- Born: May 10, 1962 (age 63) Saint-Jean-sur-Richelieu, Quebec

Team
- Curling club: CC Aurèle-Racine, Sorel, QC

Curling career
- Brier appearances: 4 (1998, 1999, 2001, 2003)
- Top CTRS ranking: 20th (2003-04)

Medal record
Men's curling
Representing Quebec
Labatt Brier
| Silver medal – second place | 1998 Winnipeg |  |
| Silver medal – second place | 1999 Edmonton |  |

= Guy Hemmings =

Canadian curler from Sorel (born 1962)

Guy Hemmings (born May 10, 1962) is a Canadian curler from Sorel. Hemmings gained prominence after reaching the final of the Brier in 1998 and 1999. He is considered an ambassador for the game, not only in his home province of Quebec but across Canada which he crosses every year as part of his "Guy Hemmings Rockin' the House Tour". In his tour he conducts "junior clinics at local curling clubs, visits elementary and high schools, visits the sick kids' wings at area hospitals and will host media scrums and is the keynote speaker at receptions at local curling clubs."

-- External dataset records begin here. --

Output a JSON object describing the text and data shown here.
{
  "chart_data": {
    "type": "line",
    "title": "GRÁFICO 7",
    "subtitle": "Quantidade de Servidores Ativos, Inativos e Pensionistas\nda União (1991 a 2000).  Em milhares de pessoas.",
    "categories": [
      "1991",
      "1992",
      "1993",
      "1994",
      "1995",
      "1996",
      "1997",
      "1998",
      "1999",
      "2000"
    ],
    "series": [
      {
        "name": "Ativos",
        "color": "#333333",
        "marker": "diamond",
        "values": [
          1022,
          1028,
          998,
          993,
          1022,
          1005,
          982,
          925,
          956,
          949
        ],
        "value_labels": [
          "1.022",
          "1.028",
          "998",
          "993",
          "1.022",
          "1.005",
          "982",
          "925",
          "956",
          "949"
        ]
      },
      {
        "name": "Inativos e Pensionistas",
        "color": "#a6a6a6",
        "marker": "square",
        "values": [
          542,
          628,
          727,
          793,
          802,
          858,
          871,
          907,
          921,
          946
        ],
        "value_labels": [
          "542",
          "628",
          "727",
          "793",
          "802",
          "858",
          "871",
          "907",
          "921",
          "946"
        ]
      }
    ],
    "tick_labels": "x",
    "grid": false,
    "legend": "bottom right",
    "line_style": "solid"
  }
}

Hemmings was born in Saint-Jean-sur-Richelieu, Quebec, and began curling in 1984 at the age of 22. Eight years later, he played in his first provincial championship. In 1998, he won his first provincial championship giving him the right to represent Quebec at the 1998 Labatt Brier. That year, he lost in the final to Ontario, skipped by Wayne Middaugh. The following year, Hemmings made it to the finals again but lost to Manitoba, skipped by Jeff Stoughton. In the 1999 semi-final, Hemmings won the game with a last-shot draw to the back of the button vs Gerald Shymko, which was the shot of the week. (Hemmings had had won that honour the previous year as well). In the year 2000 he was hired by the Canadian Curling Association at an annual stipend of $50000 to be their goodwill ambassador.

Hemmings qualified for both the 2001 Nokia Brier and the 2003 Nokia Brier, but never again reached the final. He has been unable to win the provincial championships since then.

Hemmings was a colour commentator during the 2006 Winter Olympics and is a French language colour commentator for RDS since the 2010 Winter Olympics.

Hemmings currently coaches the Gim Eun-ji curling team.

==Personal life==
Hemmings currently works as a curling TV analyst. He is married.